La pérdida de confianza es sólo uno de los efectos de la crisis. Muchas costumbres domésticas también han cambiado. La prensa mundial informa, con cierta ironía, que el adulterio está en retirada. El New York Times reportó esta semana que la demanda por servicios sexuales (el eufemismo es copiado) ha disminuido sustancialmente. Aparentemente las únicas prostitutas capaces de conservar a sus clientes son las que fungen de psicoanalistas, las que participan, junto con los profesores de yoga, los entrenadores personales y los peluqueros locuaces, en el creciente mercado de “terapistas” informales. Los banqueros de inversión, quién lo creyera, ya no quieren diversión, sino compañía.
Y con el cambio de costumbres viene el cambio en las preferencias. Los psicólogos han notado, desde hace un tiempo, que los gustos se tornan más conservadores durante las épocas de crisis. Los hombres buscan protección, prefieren los ambientes seguros, hacendosos. Un investigador de la Universidad de Illinois en Urbana mostró recientemente que el cambio anual del índice Dow Jones y el tamaño del busto de la Playmate del año (un buen compendio de los gustos sexuales de la coyuntura) se mueven al unísono, crecen y decrecen en concordancia (el coeficiente de correlación es de 0,36). Cuando el Dow sube, los bustos se expanden. Y cuando cae, se desinflan. En los buenos tiempos, priman las voluptuosas. En los malos, las recatadas. En suma, sin paraíso, no hay tetas.

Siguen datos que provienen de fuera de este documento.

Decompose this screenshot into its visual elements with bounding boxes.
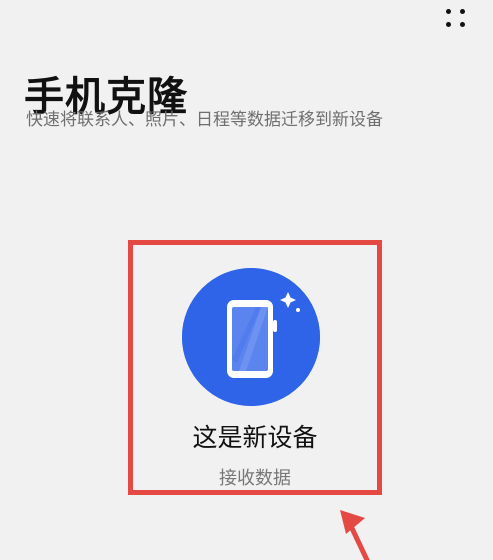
- phone-sparkle-icon: [182, 268, 320, 406]
- page-subtitle: 快速将联系人、照片、日程等数据迁移到新设备: [26, 110, 383, 130]
- more-options-button[interactable]: [438, 5, 472, 31]
- more-dot-icon: [445, 9, 451, 14]
- more-dot-icon: [445, 22, 451, 27]
- new-device-option[interactable]: 这是新设备 接收数据: [128, 240, 382, 495]
- receive-data-label: 接收数据: [219, 468, 291, 489]
- more-dot-icon: [459, 9, 465, 14]
- phone-clone-screen: 手机克隆 快速将联系人、照片、日程等数据迁移到新设备 这是新设备 接收数据: [0, 0, 493, 560]
- more-dot-icon: [459, 22, 465, 27]
- annotation-arrow-icon: [310, 500, 410, 560]
- new-device-title: 这是新设备: [192, 423, 318, 452]
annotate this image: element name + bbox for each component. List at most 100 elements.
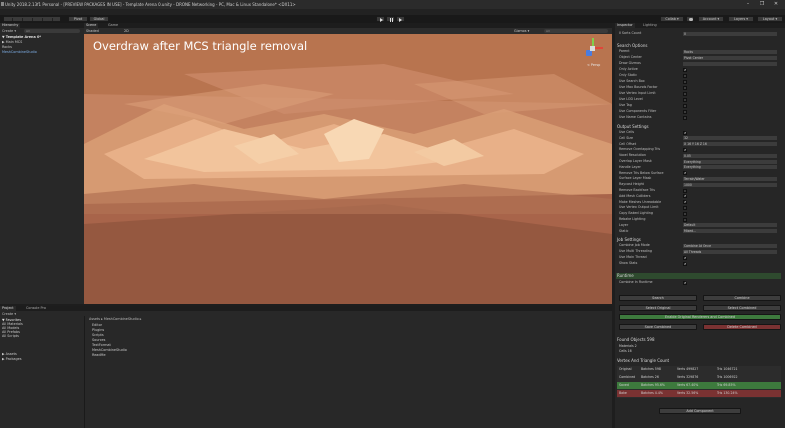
search-row-field[interactable]: Rocks	[683, 49, 777, 54]
pivot-toggle[interactable]: Pivot	[68, 16, 88, 22]
rotate-tool-icon[interactable]	[25, 18, 33, 21]
search-row-checkbox[interactable]	[683, 85, 687, 90]
scale-tool-icon[interactable]	[35, 18, 43, 21]
output-row-field[interactable]: 32	[683, 136, 777, 141]
tab-hierarchy[interactable]: Hierarchy	[0, 23, 21, 28]
minimize-button[interactable]: –	[742, 1, 754, 8]
output-row-field[interactable]: Mixed...	[683, 229, 777, 234]
output-row-checkbox[interactable]: ✓	[683, 147, 687, 152]
search-row-checkbox[interactable]	[683, 103, 687, 108]
tab-lighting[interactable]: Lighting	[641, 23, 659, 28]
hierarchy-item-main-mcs[interactable]: ▶ Main MCS	[2, 40, 22, 44]
enable-both-button[interactable]: Enable Original Renderers and Combined	[619, 314, 781, 320]
tab-project[interactable]: Project	[0, 306, 16, 311]
output-row-checkbox[interactable]: ✓	[683, 200, 687, 205]
combine-button[interactable]: Combine	[703, 295, 781, 301]
output-row-checkbox[interactable]: ✓	[683, 171, 687, 176]
folder-editor[interactable]: Editor	[92, 323, 102, 327]
output-row-label: Raycast Height	[619, 182, 644, 187]
hand-tool-icon[interactable]	[5, 18, 13, 21]
scene-viewport[interactable]: Overdraw after MCS triangle removal < Pe…	[84, 34, 612, 304]
global-toggle[interactable]: Global	[89, 16, 109, 22]
rect-tool-icon[interactable]	[45, 18, 53, 21]
output-row-field[interactable]: X 16 Y 16 Z 16	[683, 142, 777, 147]
job-row-checkbox[interactable]: ✓	[683, 261, 687, 266]
job-row-field[interactable]: All Threads	[683, 249, 777, 254]
search-row-checkbox[interactable]	[683, 79, 687, 84]
pause-button[interactable]	[386, 16, 395, 22]
search-row-checkbox[interactable]: ✓	[683, 67, 687, 72]
output-row-checkbox[interactable]	[683, 217, 687, 222]
combine-runtime-label: Combine In Runtime	[619, 280, 653, 284]
output-row-field[interactable]: Default	[683, 223, 777, 228]
shading-dropdown[interactable]: Shaded	[86, 29, 99, 33]
output-row-field[interactable]: Everything	[683, 159, 777, 164]
search-row-checkbox[interactable]	[683, 115, 687, 120]
play-button[interactable]	[376, 16, 385, 22]
folder-plugins[interactable]: Plugins	[92, 328, 104, 332]
search-row-checkbox[interactable]	[683, 73, 687, 78]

Los ciclos capitalistas transforman las costumbres y corrigen algunas extravagancias. La burbuja mundial, el movimiento sinuoso de la economía, no sólo elevó los precios de los energéticos y los alimentos por encima de los límites razonables, sino que convirtió a Pamela Anderson (y a sus miles de imitadoras) en el estándar del gusto y el deseo. Pero con la crisis, el petróleo volverá a los niveles de siempre (40 dólares el barril) y la talla preferida pasará, al menos por un buen rato, del extravagante 38 al recatado 32. Las crisis, ya lo dijimos, cambian a los hombres.